There are about 5400 species of mammals alive today. These species are subdivided into about 21 groups such as bats, carnivores, cetaceans, aardvark, anteaters and their relatives, elephants, hares and their relatives, hoofed mammals, insectivores, marsupials and many others.

Mammals live in a wide variety of habitats. They occur in deserts, grasslands, wetlands, seas and oceans, below ground, forests, mountaintops, polar regions and scrublands. They also are found on every continent in a wide variety of climates from tropical to arctic regions.

Although mammals are diverse in form, they do share some unique characteristics. The defining characteristic of mammals is that their lower jaw bone which carries the teeth (and is thus referred to as the dentary bone) attaches directly to the skull. In other vertebrates, the dentary is one of multiple bones in the jaw and does not attach directly to the skull.

Mammals also have a unique arrangement of three bones (the incus, malleus and stapes) in the middle ear. These bones transform sound vibrations into neural impulses. Two of these bones, the incus and malleus, originated as bones within the jaw.

Another skeletal characteristic unique to mammals is that they have two knobs on the base of the skull (known as a double occipital condyle) which serve to seat the skull in the top neck vertebra.

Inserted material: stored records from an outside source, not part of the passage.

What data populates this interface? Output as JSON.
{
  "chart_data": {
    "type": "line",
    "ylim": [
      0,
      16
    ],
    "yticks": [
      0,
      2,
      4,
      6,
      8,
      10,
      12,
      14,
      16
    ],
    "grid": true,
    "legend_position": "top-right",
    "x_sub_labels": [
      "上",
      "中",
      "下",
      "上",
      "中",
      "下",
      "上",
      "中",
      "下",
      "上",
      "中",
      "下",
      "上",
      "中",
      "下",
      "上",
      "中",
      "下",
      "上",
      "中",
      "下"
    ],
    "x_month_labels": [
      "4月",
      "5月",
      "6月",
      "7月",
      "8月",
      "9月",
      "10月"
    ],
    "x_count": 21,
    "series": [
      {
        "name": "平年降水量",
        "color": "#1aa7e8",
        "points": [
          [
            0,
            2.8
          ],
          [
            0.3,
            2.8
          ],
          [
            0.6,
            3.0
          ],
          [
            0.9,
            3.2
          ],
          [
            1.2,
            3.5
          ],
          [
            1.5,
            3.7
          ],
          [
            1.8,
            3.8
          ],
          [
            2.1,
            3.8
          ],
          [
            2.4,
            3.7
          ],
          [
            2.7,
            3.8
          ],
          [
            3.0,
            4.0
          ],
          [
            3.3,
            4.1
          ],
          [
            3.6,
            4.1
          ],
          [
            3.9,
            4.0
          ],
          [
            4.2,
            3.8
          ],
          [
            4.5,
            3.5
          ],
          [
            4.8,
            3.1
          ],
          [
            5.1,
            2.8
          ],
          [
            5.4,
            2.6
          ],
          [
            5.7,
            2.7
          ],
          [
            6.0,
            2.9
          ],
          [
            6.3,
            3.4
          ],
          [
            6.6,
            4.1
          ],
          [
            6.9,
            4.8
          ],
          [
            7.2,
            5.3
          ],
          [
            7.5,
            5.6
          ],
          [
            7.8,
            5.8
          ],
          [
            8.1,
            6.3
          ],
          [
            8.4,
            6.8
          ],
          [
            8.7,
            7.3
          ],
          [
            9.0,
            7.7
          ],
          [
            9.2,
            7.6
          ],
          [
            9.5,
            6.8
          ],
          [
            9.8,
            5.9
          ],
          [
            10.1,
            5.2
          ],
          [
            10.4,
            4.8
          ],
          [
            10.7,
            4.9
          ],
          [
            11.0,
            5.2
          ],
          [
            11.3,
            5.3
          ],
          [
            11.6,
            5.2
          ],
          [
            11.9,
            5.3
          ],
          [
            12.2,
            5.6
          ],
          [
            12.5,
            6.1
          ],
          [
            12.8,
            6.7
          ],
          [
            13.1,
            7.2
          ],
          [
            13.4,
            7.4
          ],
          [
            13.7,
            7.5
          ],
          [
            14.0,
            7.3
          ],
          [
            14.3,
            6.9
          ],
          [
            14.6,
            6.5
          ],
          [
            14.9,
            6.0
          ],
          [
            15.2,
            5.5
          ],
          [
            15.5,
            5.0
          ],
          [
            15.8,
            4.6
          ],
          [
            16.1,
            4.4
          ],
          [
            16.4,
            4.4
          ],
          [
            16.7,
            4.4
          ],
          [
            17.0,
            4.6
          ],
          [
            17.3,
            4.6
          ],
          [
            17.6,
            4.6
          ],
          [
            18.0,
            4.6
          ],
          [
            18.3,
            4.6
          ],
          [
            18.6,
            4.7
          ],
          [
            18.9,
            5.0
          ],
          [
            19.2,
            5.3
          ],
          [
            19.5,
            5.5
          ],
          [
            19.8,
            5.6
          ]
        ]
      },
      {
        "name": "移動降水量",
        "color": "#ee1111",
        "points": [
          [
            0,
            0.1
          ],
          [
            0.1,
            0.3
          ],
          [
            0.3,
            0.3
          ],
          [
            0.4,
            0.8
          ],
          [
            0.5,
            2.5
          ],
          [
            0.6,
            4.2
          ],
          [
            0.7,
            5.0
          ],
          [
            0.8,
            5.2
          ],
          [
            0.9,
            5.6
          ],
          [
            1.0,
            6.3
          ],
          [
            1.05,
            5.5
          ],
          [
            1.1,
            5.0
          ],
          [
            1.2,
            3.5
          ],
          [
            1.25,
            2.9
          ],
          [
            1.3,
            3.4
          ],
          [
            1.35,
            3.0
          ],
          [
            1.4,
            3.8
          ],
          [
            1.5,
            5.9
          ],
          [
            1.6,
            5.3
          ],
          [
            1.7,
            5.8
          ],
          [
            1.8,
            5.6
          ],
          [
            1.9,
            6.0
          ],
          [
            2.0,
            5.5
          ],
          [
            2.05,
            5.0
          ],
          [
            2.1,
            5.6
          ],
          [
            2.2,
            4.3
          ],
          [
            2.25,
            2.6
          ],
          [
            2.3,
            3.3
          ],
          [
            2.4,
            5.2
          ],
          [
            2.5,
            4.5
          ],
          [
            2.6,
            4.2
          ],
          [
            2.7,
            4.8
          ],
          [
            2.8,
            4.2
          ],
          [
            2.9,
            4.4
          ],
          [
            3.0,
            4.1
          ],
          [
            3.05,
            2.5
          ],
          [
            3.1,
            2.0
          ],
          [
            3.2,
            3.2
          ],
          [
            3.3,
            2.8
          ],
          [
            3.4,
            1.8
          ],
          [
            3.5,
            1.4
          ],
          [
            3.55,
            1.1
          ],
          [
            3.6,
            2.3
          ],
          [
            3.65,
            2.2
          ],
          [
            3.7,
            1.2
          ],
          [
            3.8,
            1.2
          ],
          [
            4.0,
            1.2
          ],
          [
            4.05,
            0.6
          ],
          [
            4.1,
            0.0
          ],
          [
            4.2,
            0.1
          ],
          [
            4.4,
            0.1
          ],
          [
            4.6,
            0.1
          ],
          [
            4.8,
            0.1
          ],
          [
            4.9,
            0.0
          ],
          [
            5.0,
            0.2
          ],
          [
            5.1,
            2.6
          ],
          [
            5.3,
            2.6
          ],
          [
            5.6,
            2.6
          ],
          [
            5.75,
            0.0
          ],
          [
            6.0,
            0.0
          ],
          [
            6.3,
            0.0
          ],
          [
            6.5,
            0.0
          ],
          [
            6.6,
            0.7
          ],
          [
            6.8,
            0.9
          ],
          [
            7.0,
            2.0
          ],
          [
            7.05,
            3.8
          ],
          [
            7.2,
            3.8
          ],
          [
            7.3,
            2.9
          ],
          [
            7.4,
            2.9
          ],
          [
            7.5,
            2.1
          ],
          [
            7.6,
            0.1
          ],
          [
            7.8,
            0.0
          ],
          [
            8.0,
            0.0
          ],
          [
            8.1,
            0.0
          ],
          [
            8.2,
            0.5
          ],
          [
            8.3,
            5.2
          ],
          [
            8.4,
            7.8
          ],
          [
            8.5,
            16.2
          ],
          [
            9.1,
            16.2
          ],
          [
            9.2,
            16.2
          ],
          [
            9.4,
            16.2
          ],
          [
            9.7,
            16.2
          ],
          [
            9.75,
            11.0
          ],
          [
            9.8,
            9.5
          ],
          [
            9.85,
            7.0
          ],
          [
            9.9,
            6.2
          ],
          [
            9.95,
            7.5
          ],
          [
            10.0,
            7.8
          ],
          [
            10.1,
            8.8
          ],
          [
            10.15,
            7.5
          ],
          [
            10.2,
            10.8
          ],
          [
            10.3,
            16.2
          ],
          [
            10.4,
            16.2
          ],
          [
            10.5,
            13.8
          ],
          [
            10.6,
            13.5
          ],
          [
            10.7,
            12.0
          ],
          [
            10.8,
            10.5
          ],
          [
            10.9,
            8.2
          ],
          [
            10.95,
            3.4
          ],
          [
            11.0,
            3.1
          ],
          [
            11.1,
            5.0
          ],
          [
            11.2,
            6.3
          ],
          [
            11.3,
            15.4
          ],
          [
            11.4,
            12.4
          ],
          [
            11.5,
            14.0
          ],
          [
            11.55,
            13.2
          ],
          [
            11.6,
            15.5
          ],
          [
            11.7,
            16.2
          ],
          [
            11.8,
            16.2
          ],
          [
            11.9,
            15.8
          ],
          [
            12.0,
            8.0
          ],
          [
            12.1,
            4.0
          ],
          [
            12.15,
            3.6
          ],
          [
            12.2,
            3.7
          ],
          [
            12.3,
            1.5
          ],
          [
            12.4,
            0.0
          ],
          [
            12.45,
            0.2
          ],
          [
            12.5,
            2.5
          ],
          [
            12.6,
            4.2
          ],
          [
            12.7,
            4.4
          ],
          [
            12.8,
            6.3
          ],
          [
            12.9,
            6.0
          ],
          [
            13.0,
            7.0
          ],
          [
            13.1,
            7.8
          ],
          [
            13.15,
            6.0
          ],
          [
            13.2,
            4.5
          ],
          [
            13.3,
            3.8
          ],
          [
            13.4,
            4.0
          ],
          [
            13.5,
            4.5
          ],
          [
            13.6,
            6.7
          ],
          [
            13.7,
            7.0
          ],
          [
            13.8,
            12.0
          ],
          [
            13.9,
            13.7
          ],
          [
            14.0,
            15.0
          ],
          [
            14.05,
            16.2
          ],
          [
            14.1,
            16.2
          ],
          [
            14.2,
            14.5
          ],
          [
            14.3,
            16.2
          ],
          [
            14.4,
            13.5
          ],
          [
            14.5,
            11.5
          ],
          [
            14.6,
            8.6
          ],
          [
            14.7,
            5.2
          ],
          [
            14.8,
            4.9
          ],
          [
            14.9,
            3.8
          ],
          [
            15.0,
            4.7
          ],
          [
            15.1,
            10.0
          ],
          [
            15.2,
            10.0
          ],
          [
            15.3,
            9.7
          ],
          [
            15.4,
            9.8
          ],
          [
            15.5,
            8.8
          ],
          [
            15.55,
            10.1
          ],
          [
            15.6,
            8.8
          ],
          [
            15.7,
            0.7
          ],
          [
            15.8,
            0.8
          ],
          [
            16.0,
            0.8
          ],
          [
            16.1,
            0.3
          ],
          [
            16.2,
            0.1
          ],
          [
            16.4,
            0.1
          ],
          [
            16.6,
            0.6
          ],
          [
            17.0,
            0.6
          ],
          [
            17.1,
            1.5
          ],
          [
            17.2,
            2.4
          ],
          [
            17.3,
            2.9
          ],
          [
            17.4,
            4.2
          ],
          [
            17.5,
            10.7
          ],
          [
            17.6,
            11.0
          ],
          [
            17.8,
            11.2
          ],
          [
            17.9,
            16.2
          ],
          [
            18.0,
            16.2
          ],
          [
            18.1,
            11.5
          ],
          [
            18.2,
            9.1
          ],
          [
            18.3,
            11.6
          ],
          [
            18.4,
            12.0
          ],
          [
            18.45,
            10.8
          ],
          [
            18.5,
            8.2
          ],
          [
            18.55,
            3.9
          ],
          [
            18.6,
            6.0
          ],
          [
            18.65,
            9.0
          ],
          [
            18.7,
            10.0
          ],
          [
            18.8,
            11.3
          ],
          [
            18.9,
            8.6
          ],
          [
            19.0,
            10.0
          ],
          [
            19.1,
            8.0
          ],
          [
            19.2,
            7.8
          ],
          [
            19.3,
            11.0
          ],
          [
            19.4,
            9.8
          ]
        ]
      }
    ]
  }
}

In other vertebrates, the base of the skull has a single knob.

Hair is also unique to mammals—no other animals possess true hair and all mammals have hair covering at least part of their body at some time during their life. Hair grows from skin cells known as follicles. The hair shaft is made of a protein called keratin. Hair serves numerous functions.

When it is present as a thick covering all of the animal's body (also called a pelage), hair gives the animal superb insulation. The pelage of most mammals is a mosaic of different kinds of individual hairs such as guard hairs, barbs, bristles, awns, underfur, wool, fur, and velli. Each of type of hair has a different structure and serves a slightly different purpose.

The adaptive benefits of mammalian hair are numerous. Hair provides insulation from extreme cold, enabling mammals to inhabit some of the harshest habitats on Earth. It also provides mammals with protection for their skin from abrasions and damaging UV rays. Many mammals have pelage that is colored or patterned in a way that helps to conceal them from predators or, in some cases, prey.

Mammals nurse their young with milk produced by mammary glands. Mammary glands, like hair, is a uniquely mammalian trait. Though present in both males and females, mammary glands only fully develop in females. Mammary glands consist of ducts and glandular tissues that secrete milk through nipples. Young mammals obtain milk from their mother by feeding from her nipples. The milk provides the young with much needed protein, sugars, fat, vitamins and salts.

Mammals having a diaphram, a four-chambered heart and a large cereberal cortex. Additionally, some mammals hibernate during time periods when resources are scarce, such as during the winter season.